On the other hand, under Example 1 conditions with heating by the heating members 20, the molded bodies formed in the cavities varied in weight from 100.0 to 101.7% relative to weight of the molded body having the lightest weight, with a varying range R of 1.7% and standard deviation σ of 0.441%, confirming smaller variations than under Comparative Example 1 conditions as shown in FIG. 10. It is considered that this resulted from the reduced wash solution effect, because the L1 side, on which temperature is significantly decreased by the wash solution effect, was heated.

However, the weight tended to increase slowly as the row moves from L1 to L6 even under Example 1 conditions, although to a smaller extent than under Comparative Example 1 conditions. Therefore, Example 2 conditions were set, under which the magnetic field molding was carried out with temperature increasing by the heater members 20 from H8 side to H1 side, as shown in Table 1. As a result, the molded bodies varied in weight from 100.0 to 101.5% relative to weight of the molded body having the lightest weight, with a varying range R of 1.5% and standard deviation σ of 0.394%. It is apparent, as shown in FIG. 11, that the weight shows no tendency of slowly increasing as the row moves from L1 to L6, with the molded bodies formed on the L1 side, kept at a higher temperature, having a higher weight.

In order to further improve the molding conditions, Example 3 conditions were set, under which the magnetic field molding was carried out with slightly decreasing the temperature of heating members positioned at H1 near the L1 side, which gave the heavier molded bodies under Example 2 conditions, as shown in Table 1.

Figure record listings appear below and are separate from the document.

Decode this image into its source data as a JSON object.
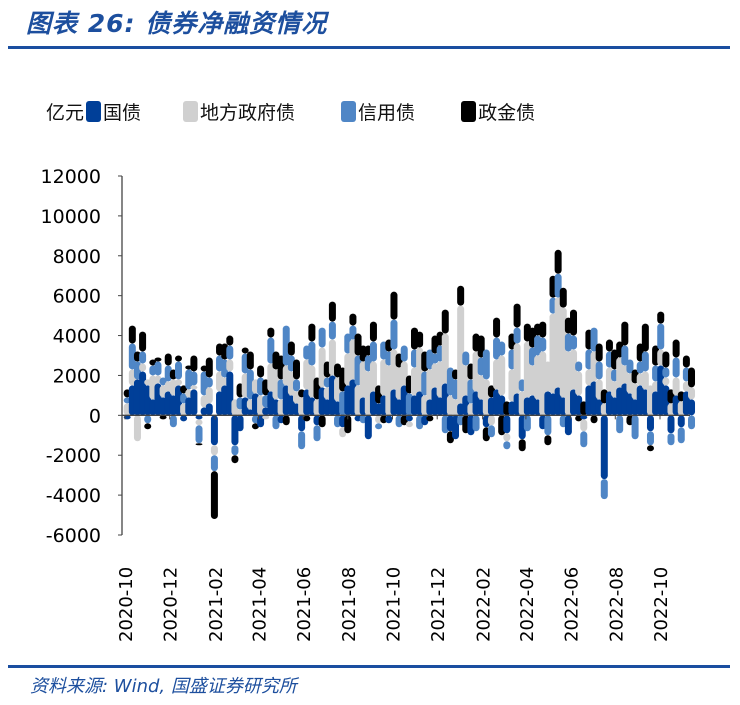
{
  "header": {
    "title": "图表 26:  债券净融资情况"
  },
  "footer": {
    "source": "资料来源:  Wind,  国盛证券研究所"
  },
  "chart_data": {
    "type": "bar",
    "stacked": true,
    "unit_label": "亿元",
    "legend_placement": "top",
    "ylim": [
      -6000,
      12000
    ],
    "yticks": [
      "12000",
      "10000",
      "8000",
      "6000",
      "4000",
      "2000",
      "0",
      "-2000",
      "-4000",
      "-6000"
    ],
    "xticks": [
      "2020-10",
      "2020-12",
      "2021-02",
      "2021-04",
      "2021-06",
      "2021-08",
      "2021-10",
      "2021-12",
      "2022-02",
      "2022-04",
      "2022-06",
      "2022-08",
      "2022-10"
    ],
    "x": [
      "2020-10-04",
      "2020-10-11",
      "2020-10-18",
      "2020-10-25",
      "2020-11-01",
      "2020-11-08",
      "2020-11-15",
      "2020-11-22",
      "2020-11-29",
      "2020-12-06",
      "2020-12-13",
      "2020-12-20",
      "2020-12-27",
      "2021-01-03",
      "2021-01-10",
      "2021-01-17",
      "2021-01-24",
      "2021-01-31",
      "2021-02-07",
      "2021-02-14",
      "2021-02-21",
      "2021-02-28",
      "2021-03-07",
      "2021-03-14",
      "2021-03-21",
      "2021-03-28",
      "2021-04-04",
      "2021-04-11",
      "2021-04-18",
      "2021-04-25",
      "2021-05-02",
      "2021-05-09",
      "2021-05-16",
      "2021-05-23",
      "2021-05-30",
      "2021-06-06",
      "2021-06-13",
      "2021-06-20",
      "2021-06-27",
      "2021-07-04",
      "2021-07-11",
      "2021-07-18",
      "2021-07-25",
      "2021-08-01",
      "2021-08-08",
      "2021-08-15",
      "2021-08-22",
      "2021-08-29",
      "2021-09-05",
      "2021-09-12",
      "2021-09-19",
      "2021-09-26",
      "2021-10-03",
      "2021-10-10",
      "2021-10-17",
      "2021-10-24",
      "2021-10-31",
      "2021-11-07",
      "2021-11-14",
      "2021-11-21",
      "2021-11-28",
      "2021-12-05",
      "2021-12-12",
      "2021-12-19",
      "2021-12-26",
      "2022-01-02",
      "2022-01-09",
      "2022-01-16",
      "2022-01-23",
      "2022-01-30",
      "2022-02-06",
      "2022-02-13",
      "2022-02-20",
      "2022-02-27",
      "2022-03-06",
      "2022-03-13",
      "2022-03-20",
      "2022-03-27",
      "2022-04-03",
      "2022-04-10",
      "2022-04-17",
      "2022-04-24",
      "2022-05-01",
      "2022-05-08",
      "2022-05-15",
      "2022-05-22",
      "2022-05-29",
      "2022-06-05",
      "2022-06-12",
      "2022-06-19",
      "2022-06-26",
      "2022-07-03",
      "2022-07-10",
      "2022-07-17",
      "2022-07-24",
      "2022-07-31",
      "2022-08-07",
      "2022-08-14",
      "2022-08-21",
      "2022-08-28",
      "2022-09-04",
      "2022-09-11",
      "2022-09-18",
      "2022-09-25",
      "2022-10-02",
      "2022-10-09",
      "2022-10-16",
      "2022-10-23",
      "2022-10-30",
      "2022-11-06",
      "2022-11-13"
    ],
    "series": [
      {
        "name": "国债",
        "color": "#003f98",
        "values": [
          -200,
          1500,
          1800,
          2200,
          1500,
          800,
          1600,
          900,
          1200,
          1000,
          1500,
          -300,
          900,
          1300,
          -200,
          400,
          600,
          -1500,
          1200,
          1500,
          2200,
          -1500,
          -800,
          900,
          300,
          1100,
          -600,
          400,
          1200,
          800,
          -400,
          1500,
          1000,
          600,
          -800,
          1300,
          900,
          -500,
          1400,
          800,
          2000,
          700,
          -600,
          1500,
          1800,
          -300,
          900,
          -1200,
          1200,
          600,
          1000,
          -400,
          1300,
          800,
          1500,
          -300,
          1000,
          1200,
          -500,
          800,
          1400,
          900,
          1600,
          -800,
          -1200,
          600,
          1000,
          -1000,
          1200,
          800,
          -600,
          900,
          1300,
          1000,
          -900,
          700,
          1100,
          -1200,
          900,
          1000,
          800,
          -700,
          1200,
          1100,
          1400,
          900,
          -1000,
          1300,
          1000,
          -200,
          1500,
          1700,
          800,
          -3200,
          1200,
          900,
          1400,
          1600,
          1100,
          800,
          1500,
          1300,
          -800,
          1200,
          2500,
          1500,
          -900,
          1000,
          -600,
          1200,
          800
        ]
      },
      {
        "name": "地方政府债",
        "color": "#d0d0d0",
        "values": [
          600,
          800,
          -1300,
          400,
          300,
          1200,
          400,
          600,
          500,
          800,
          300,
          600,
          400,
          200,
          -300,
          600,
          800,
          -500,
          1000,
          400,
          600,
          800,
          300,
          1200,
          500,
          700,
          1000,
          -200,
          1400,
          1500,
          800,
          1000,
          1200,
          600,
          900,
          1500,
          1600,
          800,
          2000,
          600,
          1800,
          1200,
          -500,
          1600,
          2000,
          1500,
          1800,
          2200,
          1500,
          -400,
          1800,
          2500,
          2000,
          1600,
          1200,
          -300,
          1400,
          2200,
          1000,
          1500,
          1200,
          1800,
          2500,
          1000,
          800,
          4900,
          1500,
          600,
          2000,
          1200,
          1800,
          -500,
          1500,
          2000,
          -400,
          1600,
          2500,
          1200,
          2800,
          1500,
          2200,
          3200,
          1500,
          4000,
          4500,
          4500,
          3200,
          2000,
          1200,
          -600,
          800,
          1500,
          1000,
          600,
          1200,
          800,
          1500,
          900,
          1000,
          800,
          600,
          900,
          1500,
          500,
          800,
          400,
          600,
          900,
          700,
          500,
          600
        ]
      },
      {
        "name": "信用债",
        "color": "#4f86c6",
        "values": [
          300,
          1300,
          900,
          600,
          -400,
          500,
          700,
          400,
          800,
          -600,
          900,
          500,
          1000,
          700,
          -900,
          1200,
          500,
          -800,
          800,
          900,
          700,
          -500,
          600,
          1000,
          1500,
          -400,
          900,
          600,
          1300,
          -700,
          1000,
          2000,
          800,
          600,
          -900,
          700,
          1200,
          -800,
          1000,
          500,
          900,
          -600,
          1200,
          1000,
          700,
          1500,
          -400,
          800,
          1000,
          -300,
          900,
          700,
          1500,
          -600,
          800,
          1100,
          900,
          -700,
          1200,
          1000,
          500,
          800,
          -900,
          1400,
          1000,
          -500,
          700,
          1200,
          -800,
          900,
          1500,
          -600,
          1100,
          700,
          -400,
          1000,
          800,
          600,
          -800,
          900,
          1000,
          700,
          -1000,
          800,
          1200,
          -600,
          900,
          700,
          500,
          -800,
          1000,
          1200,
          900,
          -1000,
          800,
          600,
          -900,
          1000,
          700,
          -1200,
          600,
          1000,
          -700,
          800,
          1300,
          500,
          -600,
          1000,
          -800,
          700,
          -700
        ]
      },
      {
        "name": "政金债",
        "color": "#000000",
        "values": [
          400,
          900,
          500,
          1000,
          -300,
          300,
          200,
          -200,
          600,
          500,
          300,
          400,
          200,
          800,
          -100,
          300,
          1000,
          -2400,
          600,
          800,
          500,
          -400,
          700,
          300,
          900,
          -300,
          600,
          800,
          500,
          900,
          1200,
          -500,
          700,
          1000,
          400,
          -300,
          900,
          1100,
          -600,
          800,
          1000,
          700,
          1200,
          -900,
          600,
          1100,
          800,
          500,
          1000,
          900,
          -400,
          600,
          1400,
          700,
          -500,
          900,
          1100,
          800,
          1000,
          -300,
          900,
          700,
          1200,
          -600,
          500,
          1000,
          -900,
          800,
          900,
          1100,
          -700,
          600,
          1000,
          -1000,
          700,
          800,
          1200,
          -600,
          900,
          1000,
          600,
          800,
          -500,
          1100,
          1200,
          1000,
          800,
          1300,
          -300,
          700,
          1000,
          -400,
          900,
          700,
          600,
          1000,
          800,
          1200,
          -500,
          700,
          900,
          1400,
          -300,
          1000,
          600,
          800,
          700,
          900,
          500,
          600,
          1000
        ]
      }
    ]
  }
}
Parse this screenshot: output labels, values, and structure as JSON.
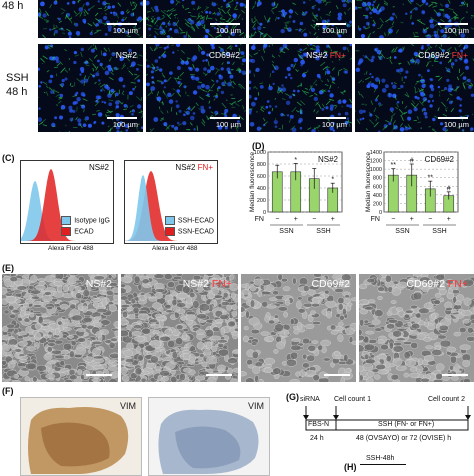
{
  "top_rows": {
    "row1": {
      "label": "48 h",
      "scale": "100 µm"
    },
    "row2": {
      "label_a": "SSH",
      "label_b": "48 h",
      "tiles": [
        {
          "name": "NS#2",
          "fn": ""
        },
        {
          "name": "CD69#2",
          "fn": ""
        },
        {
          "name": "NS#2",
          "fn": "FN+"
        },
        {
          "name": "CD69#2",
          "fn": "FN+"
        }
      ],
      "scale": "100 µm"
    }
  },
  "panel_c": {
    "letter": "(C)",
    "plots": [
      {
        "name": "NS#2",
        "fn": "",
        "xlabel": "Alexa Fluor 488",
        "legend": [
          {
            "label": "Isotype IgG",
            "color": "#7fc8ec"
          },
          {
            "label": "ECAD",
            "color": "#e02020"
          }
        ]
      },
      {
        "name": "NS#2",
        "fn": "FN+",
        "xlabel": "Alexa Fluor 488",
        "legend": [
          {
            "label": "SSH-ECAD",
            "color": "#7fc8ec"
          },
          {
            "label": "SSN-ECAD",
            "color": "#e02020"
          }
        ]
      }
    ]
  },
  "panel_d": {
    "letter": "(D)",
    "ylabel": "Median fluorescence",
    "fn_label": "FN",
    "signs": [
      "−",
      "+",
      "−",
      "+"
    ],
    "groups": [
      "SSN",
      "SSH"
    ],
    "chart_data": [
      {
        "type": "bar",
        "title": "NS#2",
        "ylim": [
          0,
          1000
        ],
        "yticks": [
          0,
          200,
          400,
          600,
          800,
          1000
        ],
        "values": [
          670,
          670,
          555,
          400
        ],
        "errors": [
          110,
          140,
          170,
          80
        ],
        "annotations": [
          "",
          "*",
          "",
          "*"
        ]
      },
      {
        "type": "bar",
        "title": "CD69#2",
        "ylim": [
          0,
          1400
        ],
        "yticks": [
          0,
          200,
          400,
          600,
          800,
          1000,
          1200,
          1400
        ],
        "values": [
          860,
          860,
          540,
          380
        ],
        "errors": [
          150,
          260,
          180,
          90
        ],
        "annotations": [
          "**",
          "#",
          "**",
          "#"
        ]
      }
    ],
    "bar_color": "#99d56a"
  },
  "panel_e": {
    "letter": "(E)",
    "tiles": [
      {
        "name": "NS#2",
        "fn": ""
      },
      {
        "name": "NS#2",
        "fn": "FN+"
      },
      {
        "name": "CD69#2",
        "fn": ""
      },
      {
        "name": "CD69#2",
        "fn": "FN+"
      }
    ]
  },
  "panel_f": {
    "letter": "(F)",
    "tiles": [
      "VIM",
      "VIM"
    ]
  },
  "panel_g": {
    "letter": "(G)",
    "sirna": "siRNA",
    "count1": "Cell count 1",
    "count2": "Cell count 2",
    "fbs": "FBS-N",
    "ssh": "SSH (FN- or FN+)",
    "t24": "24 h",
    "t48": "48 (OVSAYO) or 72 (OVISE) h"
  },
  "panel_h": {
    "letter": "(H)",
    "label": "SSH-48h"
  }
}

As a result, the molded bodies varied in weight from 100.0 to 101.0% relative to weight of the molded body having the lightest weight, with a varying range R of 1.0% and standard deviation a of 0.302%, reducing variations and averaging the molded body weight, as shown in FIG. 12.

Based on these results, further improvements can be expected by setting temperature-adjusting conditions more finely by the heater members 20.

The ferrite magnets prepared were tested. The results are given in FIG. 13.

As shown in FIG. 13, Examples 1 to 3 conditions with die heating produced defective products less than Comparative Example 1 conditions with no die heating, where the defective products are characterized by circumferential cracking (a phenomenon in which a molded body is cracked because of insufficient molding density, resulting from insufficient slurry dehydration properties during the molding process), flaking (a phenomenon in which a molded body surface comes off while the body is released from a mortar-shaped die 19, because of insufficient molding density) or black skin (a phenomenon in which a molded body has a size smaller than specified, and cannot be satisfactorily polished and has a insufficient grind left, because of insufficient molding density). In particular, it is confirmed that Examples 2 and 3, carried out under conditions set to have a more uniform temperature distribution in the mortar-shaped die 19, produced essentially no defective products.